Coronavirus disease 2019 has generated a rapidly evolving field of research, with the global scientific community striving for solutions to the current pandemic. Characterizing humoral responses towards SARS-CoV-2, as well as closely related strains, will help determine whether antibodies are central to infection control, and aid the design of therapeutics and vaccine candidates. This review outlines the major aspects of SARS-CoV-2-specific antibody research to date, with a focus on the various prophylactic and therapeutic uses of antibodies to alleviate disease in addition to the potential of cross-reactive therapies and the implications of long-term immunity.
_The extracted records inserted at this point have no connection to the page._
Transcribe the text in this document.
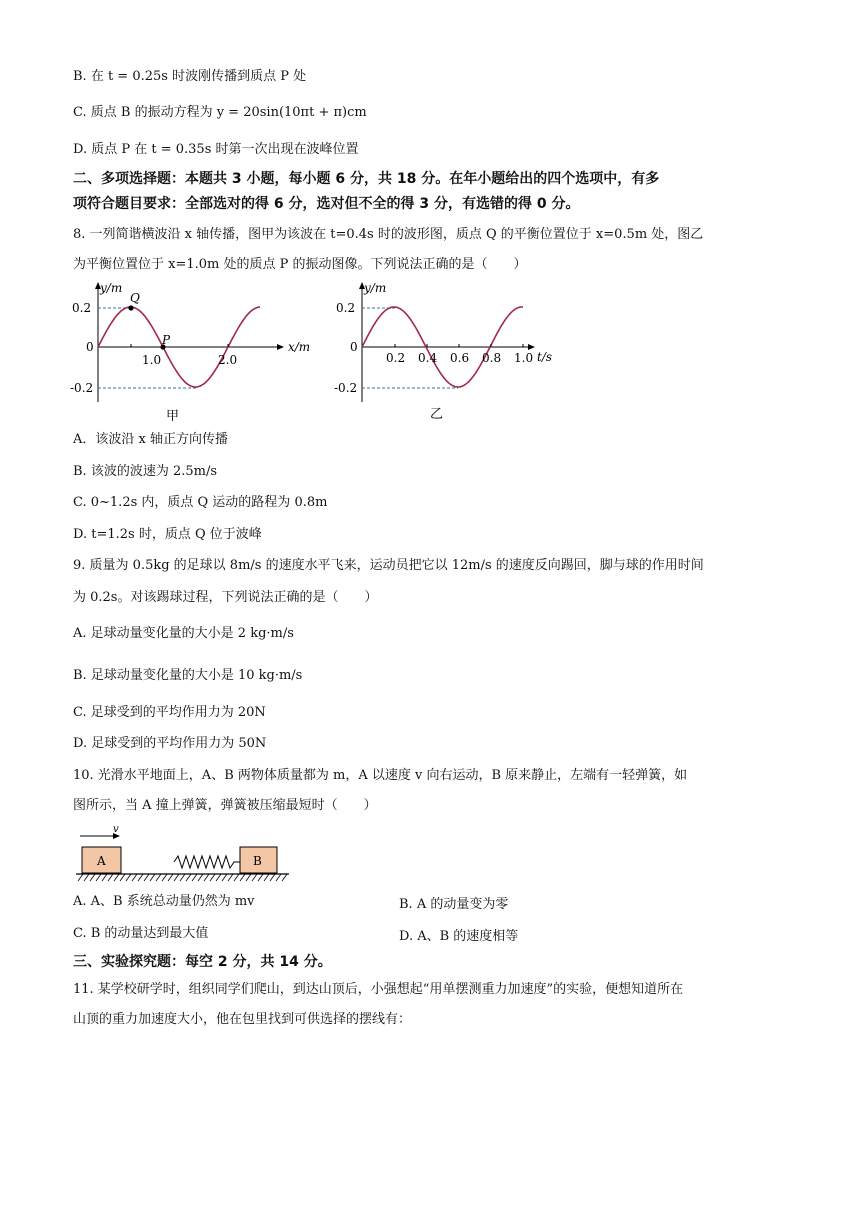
B. 在 t = 0.25s 时波刚传播到质点 P 处
C. 质点 B 的振动方程为 y = 20sin(10πt + π)cm
D. 质点 P 在 t = 0.35s 时第一次出现在波峰位置
二、多项选择题：本题共 3 小题，每小题 6 分，共 18 分。在年小题给出的四个选项中，有多
项符合题目要求：全部选对的得 6 分，选对但不全的得 3 分，有选错的得 0 分。
8. 一列简谐横波沿 x 轴传播，图甲为该波在 t=0.4s 时的波形图，质点 Q 的平衡位置位于 x=0.5m 处，图乙
为平衡位置位于 x=1.0m 处的质点 P 的振动图像。下列说法正确的是（　　）
y/m
x/m
0.2
0
-0.2
1.0	2.0
Q
P
甲
y/m
t/s
0.2
0
-0.2
0.2 0.4 0.6 0.8 1.0
乙
A．该波沿 x 轴正方向传播
B. 该波的波速为 2.5m/s
C. 0~1.2s 内，质点 Q 运动的路程为 0.8m
D. t=1.2s 时，质点 Q 位于波峰
9. 质量为 0.5kg 的足球以 8m/s 的速度水平飞来，运动员把它以 12m/s 的速度反向踢回，脚与球的作用时间
为 0.2s。对该踢球过程，下列说法正确的是（　　）
A. 足球动量变化量的大小是 2 kg·m/s
B. 足球动量变化量的大小是 10 kg·m/s
C. 足球受到的平均作用力为 20N
D. 足球受到的平均作用力为 50N
10. 光滑水平地面上，A、B 两物体质量都为 m，A 以速度 v 向右运动，B 原来静止，左端有一轻弹簧，如
图所示，当 A 撞上弹簧，弹簧被压缩最短时（　　）
v
A	B
A. A、B 系统总动量仍然为 mv	B. A 的动量变为零
C. B 的动量达到最大值	D. A、B 的速度相等
三、实验探究题：每空 2 分，共 14 分。
11. 某学校研学时，组织同学们爬山，到达山顶后，小强想起“用单摆测重力加速度”的实验，便想知道所在
山顶的重力加速度大小，他在包里找到可供选择的摆线有：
Impact of obesity and SARS-CoV-2 infection: implications for host defence - a living review

The role of obesity in the pathophysiology of respiratory virus infections has become particularly apparent during the current severe acute respiratory syndrome coronavirus 2 (SARS-CoV-2) pandemic, where obese patients are twice as likely to suffer from severe coronavirus disease 2019 (COVID-19) than healthy weight individuals. Obesity results in disruption of systemic lipid metabolism promoting a state of chronic low-grade inflammation. However, it remains unclear how these underlying metabolic and cellular processes promote severe SARS-CoV-2 infection. Emerging data in SARS-CoV-2 and Influenza A virus (IAV) infections show that viruses can further subvert the host’s altered lipid metabolism and exploit obesity-induced alterations in immune cell metabolism and function to promote chronic inflammation and viral propagation. In this review, we outline the systemic metabolic and immune alterations underlying obesity and discuss how these baseline alterations impact the immune response and disease pathophysiology. A better understanding of the immunometabolic landscape of obese patients may aid better therapies and future vaccine design.

Mucosal immune responses in COVID19 - a living review

COVID-19 was initially characterized as a disease primarily of the lungs, but it is becoming increasingly clear that the SARS-CoV2 virus is able to infect many organs and cause a broad pathological response. The primary infection site is likely to be a mucosal surface, mainly the lungs or the intestine, where epithelial cells can be infected with virus. Although it is clear that virus within the lungs can cause severe pathology, driven by an exaggerated immune response, infection within the intestine generally seems to cause minor or no symptoms. In this review, we compare the disease processes between the lungs and gastrointestinal tract, and what might drive these different responses. As the microbiome is a key part of mucosal barrier sites, we also consider the effect that microbial species may play on infection and the subsequent immune responses. Because of difficulties obtaining tissue samples, there are currently few studies focused on the local mucosal response rather than the systemic response, but understanding the local immune response will become increasingly important for understanding the mechanisms of disease in order to develop better treatments.